I'll clean this barrel down to bare metal with JB. I'll fire 20 rounds at a pace that I normally would in a Fclass match. Let the barrel sit for 1 week. Then fire 20 more rounds and immediately run 3 patches of Montana Extreme bore solevent down the tube while the barrel is still hot. Let it sit wet for 2hr. Then do just a general cleaning with a wet bronze brush, and patching out until the patches are coming out white. Scope the bore and report the results. (note this is a 6mm bore) This is where my questions come in on the experiment. With my hunting rifles I always have them fouled during hunting season, but I still run 1 patch of Butch's gun oil down them (a lite coating) to just keep the barrel (s) protected from the elements. Would this be unfair for the experiment? It's hard for me to believe that no one would at least coat the barrel with some kind of gun oil even if not following routine cleaning, but I'll leave this one up to you guys? I'm trying to think in real life here... So what are your thoughts?

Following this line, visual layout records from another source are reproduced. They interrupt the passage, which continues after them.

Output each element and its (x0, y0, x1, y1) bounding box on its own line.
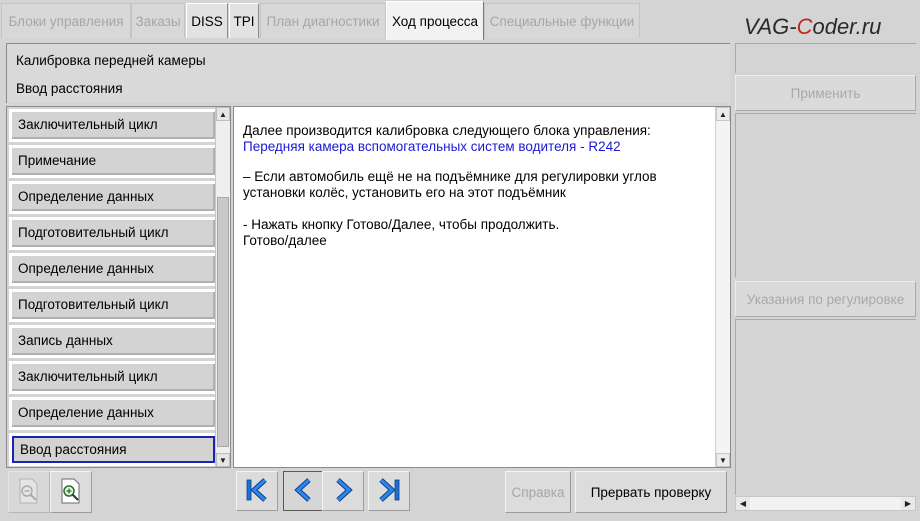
scroll-up-icon[interactable]: ▲ (216, 107, 230, 121)
step-label: Заключительный цикл (12, 364, 215, 391)
list-item[interactable]: Заключительный цикл (9, 109, 218, 142)
control-unit-name: Передняя камера вспомогательных систем в… (243, 139, 621, 154)
scroll-down-icon[interactable]: ▼ (716, 453, 730, 467)
first-step-button[interactable] (236, 471, 278, 511)
list-item[interactable]: Подготовительный цикл (9, 217, 218, 250)
list-item[interactable]: Определение данных (9, 397, 218, 430)
step-label: Определение данных (12, 256, 215, 283)
brand-prefix: VAG- (744, 14, 797, 39)
list-item[interactable]: Заключительный цикл (9, 361, 218, 394)
adjustment-instructions-button[interactable]: Указания по регулировке (735, 281, 916, 317)
procedure-step-title: Ввод расстояния (16, 81, 123, 96)
step-list-scrollbar[interactable]: ▲ ▼ (215, 107, 230, 467)
step-label: Определение данных (12, 184, 215, 211)
step-label: Ввод расстояния (12, 436, 215, 463)
last-step-button[interactable] (368, 471, 410, 511)
skip-first-icon (244, 477, 270, 506)
procedure-header: Калибровка передней камеры Ввод расстоян… (6, 43, 730, 103)
step-label: Запись данных (12, 328, 215, 355)
step-label: Подготовительный цикл (12, 292, 215, 319)
tab-tpi[interactable]: TPI (229, 3, 259, 38)
brand-watermark: VAG-Coder.ru (744, 14, 881, 40)
instruction-text: – Если автомобиль ещё не на подъёмнике д… (243, 169, 657, 184)
step-label: Заключительный цикл (12, 112, 215, 139)
procedure-title: Калибровка передней камеры (16, 53, 206, 68)
zoom-out-icon (16, 477, 42, 508)
instruction-text: - Нажать кнопку Готово/Далее, чтобы прод… (243, 217, 560, 232)
zoom-in-icon (58, 477, 84, 508)
chevron-right-icon (330, 477, 356, 506)
step-label: Подготовительный цикл (12, 220, 215, 247)
apply-button[interactable]: Применить (735, 75, 916, 111)
instruction-text: Готово/далее (243, 233, 327, 248)
list-item[interactable]: Запись данных (9, 325, 218, 358)
tab-diagnostic-plan[interactable]: План диагностики (260, 3, 386, 38)
scroll-down-icon[interactable]: ▼ (216, 453, 230, 467)
tab-orders[interactable]: Заказы (131, 3, 185, 38)
instruction-scrollbar[interactable]: ▲ ▼ (715, 107, 730, 467)
scroll-right-icon[interactable]: ▶ (901, 497, 915, 510)
right-panel-area (735, 113, 916, 277)
instruction-text: установки колёс, установить его на этот … (243, 185, 566, 200)
tab-special-functions[interactable]: Специальные функции (484, 3, 640, 38)
right-panel-scrollbar[interactable]: ◀ ▶ (735, 496, 916, 511)
instruction-panel: Далее производится калибровка следующего… (233, 106, 731, 468)
instruction-text: Далее производится калибровка следующего… (243, 123, 651, 138)
scroll-left-icon[interactable]: ◀ (736, 497, 750, 510)
help-button[interactable]: Справка (505, 471, 571, 513)
list-item[interactable]: Определение данных (9, 253, 218, 286)
zoom-out-button[interactable] (8, 471, 50, 513)
zoom-in-button[interactable] (50, 471, 92, 513)
step-label: Определение данных (12, 400, 215, 427)
bottom-toolbar: Справка Прервать проверку (0, 468, 733, 521)
list-item[interactable]: Определение данных (9, 181, 218, 214)
chevron-left-icon (291, 477, 317, 506)
skip-last-icon (376, 477, 402, 506)
right-panel: Применить Указания по регулировке ◀ ▶ (733, 43, 916, 513)
list-item[interactable]: Примечание (9, 145, 218, 178)
right-panel-top (735, 43, 916, 73)
tab-process[interactable]: Ход процесса (386, 1, 484, 40)
scroll-up-icon[interactable]: ▲ (716, 107, 730, 121)
scrollbar-thumb[interactable] (217, 197, 229, 447)
step-list: Заключительный цикл Примечание Определен… (6, 106, 231, 468)
brand-suffix: oder.ru (812, 14, 882, 39)
tab-control-units[interactable]: Блоки управления (1, 3, 131, 38)
brand-accent: C (796, 14, 813, 39)
tab-diss[interactable]: DISS (186, 3, 228, 38)
previous-step-button[interactable] (283, 471, 325, 511)
list-item-selected[interactable]: Ввод расстояния (9, 433, 218, 466)
abort-test-button[interactable]: Прервать проверку (575, 471, 727, 513)
right-panel-area (735, 319, 916, 495)
tab-bar: Блоки управления Заказы DISS TPI План ди… (0, 0, 920, 40)
list-item[interactable]: Подготовительный цикл (9, 289, 218, 322)
next-step-button[interactable] (322, 471, 364, 511)
step-label: Примечание (12, 148, 215, 175)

As to what BoydAllen & fdshuster have stated. I agree with them 100% (with bore scopes) Don't get me wrong. I love my bore scope and they are a very handy tool to have! When I first got my bore scope I was excited to inspect my bores! After about the 5th phone call to my Smith, with things I had seen in my bores. I got my you know what chewed out! ;D I was worrying over every little thing. If a barrel is a shooter, it is a shooter. If it isn't, then it isn't. When I scope now I'm only looking for severe fouling, fire cracking, tooling marks (new barrels) Un-uniformed rifling etc etc. (major problems) I use my bore scope inspecting camera body's, brass, dies, neck sizing bushing, showing friends the difference between a custom barrel and a factory barrel, checking out used barrels I'm intrested in buying etc!! Point is I use it a lot more for other things....Other than fixing what isn't broke! However I still say if a bore scope fits your budget then buy one! They are very handy! I don't regret spending the money for mine at all!

So Nomad, Fdshuster, BoydAllen, or anyone else. What do you think would be good steps or procedures to take for a honest Experiment?